I love the idea of artists who are inspired by other artistic fields. Too often, alas, they’re stuck in their own genre.
The term for what I’m discussing here is cross-disciplinary.
For example, I’m primarily a writer, lately of fiction as well as a poet, but I’m moved most intensely by classical music and then opera, jazz, folk, film, theater, and yes, painting and related visual fields. And I consider myself essentially a visual person?
Maybe you get the idea.
So a few months ago, I got news that a friend now living in California had a new book, Roots, Stones, & Baggage, and I assumed it was a catalog for his most recent gallery presentation. He is, after all, a marvelous painter, still active in his 90s.
What arrived in the mail was mostly his selected poems, revealing a whole other side of himself.
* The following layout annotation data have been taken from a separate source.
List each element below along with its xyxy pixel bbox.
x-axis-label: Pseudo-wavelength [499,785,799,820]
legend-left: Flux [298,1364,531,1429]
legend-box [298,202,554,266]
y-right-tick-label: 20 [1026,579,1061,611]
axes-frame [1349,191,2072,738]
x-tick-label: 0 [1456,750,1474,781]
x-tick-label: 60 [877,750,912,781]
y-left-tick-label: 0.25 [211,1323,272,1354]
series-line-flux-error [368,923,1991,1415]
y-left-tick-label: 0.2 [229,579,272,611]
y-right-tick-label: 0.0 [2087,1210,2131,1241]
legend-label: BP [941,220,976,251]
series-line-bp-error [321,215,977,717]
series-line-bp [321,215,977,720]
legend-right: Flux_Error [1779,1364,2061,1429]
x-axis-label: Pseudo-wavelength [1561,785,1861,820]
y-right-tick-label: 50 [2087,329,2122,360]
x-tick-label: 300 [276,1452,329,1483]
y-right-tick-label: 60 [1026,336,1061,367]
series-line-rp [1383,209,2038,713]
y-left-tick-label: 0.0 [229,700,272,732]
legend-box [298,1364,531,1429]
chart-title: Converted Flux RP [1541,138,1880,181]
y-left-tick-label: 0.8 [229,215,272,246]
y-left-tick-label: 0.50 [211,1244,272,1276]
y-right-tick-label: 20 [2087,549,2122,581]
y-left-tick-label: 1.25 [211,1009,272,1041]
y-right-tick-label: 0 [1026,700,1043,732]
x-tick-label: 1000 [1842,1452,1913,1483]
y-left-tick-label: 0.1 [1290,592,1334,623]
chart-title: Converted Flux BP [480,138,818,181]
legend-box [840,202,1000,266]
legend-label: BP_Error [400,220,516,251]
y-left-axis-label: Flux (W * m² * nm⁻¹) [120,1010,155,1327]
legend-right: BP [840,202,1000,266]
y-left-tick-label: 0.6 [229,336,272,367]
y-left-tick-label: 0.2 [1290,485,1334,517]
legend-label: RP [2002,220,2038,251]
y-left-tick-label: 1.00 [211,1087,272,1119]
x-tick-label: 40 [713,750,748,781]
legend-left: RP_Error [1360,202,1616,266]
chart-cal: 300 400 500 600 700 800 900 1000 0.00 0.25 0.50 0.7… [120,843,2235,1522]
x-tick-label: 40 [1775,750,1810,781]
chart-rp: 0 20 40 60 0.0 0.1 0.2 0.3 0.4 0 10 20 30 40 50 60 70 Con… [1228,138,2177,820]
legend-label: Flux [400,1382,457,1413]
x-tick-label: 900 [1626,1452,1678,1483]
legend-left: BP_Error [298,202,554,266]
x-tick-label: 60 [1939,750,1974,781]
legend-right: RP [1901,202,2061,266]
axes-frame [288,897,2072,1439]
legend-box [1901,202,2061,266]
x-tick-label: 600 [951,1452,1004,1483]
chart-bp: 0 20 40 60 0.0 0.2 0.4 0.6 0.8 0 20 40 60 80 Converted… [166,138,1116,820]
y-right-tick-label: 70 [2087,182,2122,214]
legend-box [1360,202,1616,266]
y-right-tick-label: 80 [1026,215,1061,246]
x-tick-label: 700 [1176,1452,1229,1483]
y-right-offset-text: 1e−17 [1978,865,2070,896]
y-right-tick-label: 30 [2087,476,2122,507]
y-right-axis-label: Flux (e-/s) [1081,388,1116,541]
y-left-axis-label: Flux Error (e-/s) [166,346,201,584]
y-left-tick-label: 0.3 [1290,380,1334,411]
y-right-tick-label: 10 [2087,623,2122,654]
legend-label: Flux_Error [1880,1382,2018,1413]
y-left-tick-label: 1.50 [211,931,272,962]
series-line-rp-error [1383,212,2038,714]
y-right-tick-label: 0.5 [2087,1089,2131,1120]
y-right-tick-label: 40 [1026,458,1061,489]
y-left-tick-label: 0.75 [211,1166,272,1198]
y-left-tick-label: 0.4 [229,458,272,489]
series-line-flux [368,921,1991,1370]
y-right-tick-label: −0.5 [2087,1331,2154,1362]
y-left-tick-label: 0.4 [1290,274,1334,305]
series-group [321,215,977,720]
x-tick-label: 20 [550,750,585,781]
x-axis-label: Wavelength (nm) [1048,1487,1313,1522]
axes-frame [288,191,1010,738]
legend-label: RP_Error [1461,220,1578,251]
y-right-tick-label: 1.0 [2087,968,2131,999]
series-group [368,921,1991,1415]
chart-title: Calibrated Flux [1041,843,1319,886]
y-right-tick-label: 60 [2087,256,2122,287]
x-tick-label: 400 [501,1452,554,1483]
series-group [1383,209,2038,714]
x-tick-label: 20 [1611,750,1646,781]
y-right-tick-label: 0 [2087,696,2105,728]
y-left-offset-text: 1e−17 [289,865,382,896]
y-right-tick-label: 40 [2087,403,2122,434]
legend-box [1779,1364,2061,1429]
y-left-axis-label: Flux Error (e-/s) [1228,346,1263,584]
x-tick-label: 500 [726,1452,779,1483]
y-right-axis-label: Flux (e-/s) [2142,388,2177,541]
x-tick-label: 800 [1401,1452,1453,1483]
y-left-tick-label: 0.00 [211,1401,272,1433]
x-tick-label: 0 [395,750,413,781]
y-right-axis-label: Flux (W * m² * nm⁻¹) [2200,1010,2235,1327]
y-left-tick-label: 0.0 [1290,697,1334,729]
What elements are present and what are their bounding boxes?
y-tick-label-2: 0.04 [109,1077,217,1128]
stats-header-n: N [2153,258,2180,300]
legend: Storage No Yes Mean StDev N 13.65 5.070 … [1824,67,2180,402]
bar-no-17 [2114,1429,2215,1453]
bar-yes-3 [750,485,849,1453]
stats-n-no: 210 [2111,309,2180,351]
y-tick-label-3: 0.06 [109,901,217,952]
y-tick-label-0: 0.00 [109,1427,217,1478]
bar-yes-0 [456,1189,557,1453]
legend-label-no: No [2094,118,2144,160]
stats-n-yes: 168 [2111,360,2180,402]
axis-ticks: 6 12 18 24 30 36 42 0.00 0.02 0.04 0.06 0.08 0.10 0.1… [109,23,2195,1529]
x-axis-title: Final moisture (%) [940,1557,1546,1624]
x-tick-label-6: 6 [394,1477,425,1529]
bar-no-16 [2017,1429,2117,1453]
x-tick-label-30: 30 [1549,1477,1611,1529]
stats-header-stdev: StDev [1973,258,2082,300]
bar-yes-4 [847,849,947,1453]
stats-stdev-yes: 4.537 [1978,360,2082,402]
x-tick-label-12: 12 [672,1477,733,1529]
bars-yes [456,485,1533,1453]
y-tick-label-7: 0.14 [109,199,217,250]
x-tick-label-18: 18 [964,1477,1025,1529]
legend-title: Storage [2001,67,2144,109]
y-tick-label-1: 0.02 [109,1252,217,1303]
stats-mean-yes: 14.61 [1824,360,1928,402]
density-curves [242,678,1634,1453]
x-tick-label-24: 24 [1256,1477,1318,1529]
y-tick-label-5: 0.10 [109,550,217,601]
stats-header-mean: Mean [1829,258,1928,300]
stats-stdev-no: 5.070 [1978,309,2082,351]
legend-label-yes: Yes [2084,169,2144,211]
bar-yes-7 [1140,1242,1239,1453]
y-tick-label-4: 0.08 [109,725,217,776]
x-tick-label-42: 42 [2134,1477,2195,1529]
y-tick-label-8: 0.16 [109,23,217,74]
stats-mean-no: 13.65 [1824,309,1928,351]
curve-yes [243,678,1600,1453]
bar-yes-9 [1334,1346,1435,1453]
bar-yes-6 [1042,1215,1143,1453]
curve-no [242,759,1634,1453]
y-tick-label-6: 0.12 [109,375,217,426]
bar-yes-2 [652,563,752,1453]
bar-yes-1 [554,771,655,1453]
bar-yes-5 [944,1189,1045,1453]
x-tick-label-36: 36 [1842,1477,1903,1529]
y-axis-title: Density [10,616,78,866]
They’re good, by they way. He respects craft. And there is a sampling of his paintings over the years, too.
I remember his reply during a Q&A at his gallery show opening at the Ogunquit Art Museum in Maine when he said he understood Blake’s poetry, something that left many dumbfounded. Think of understanding as gut-level rather than legalistic, OK?
The new booklet’s worth getting even for the wonderful introduction by his son, the celebrated novelist Jonathan Letham.
And the poet slash painter in question is Richard Brown Letham, still going strong.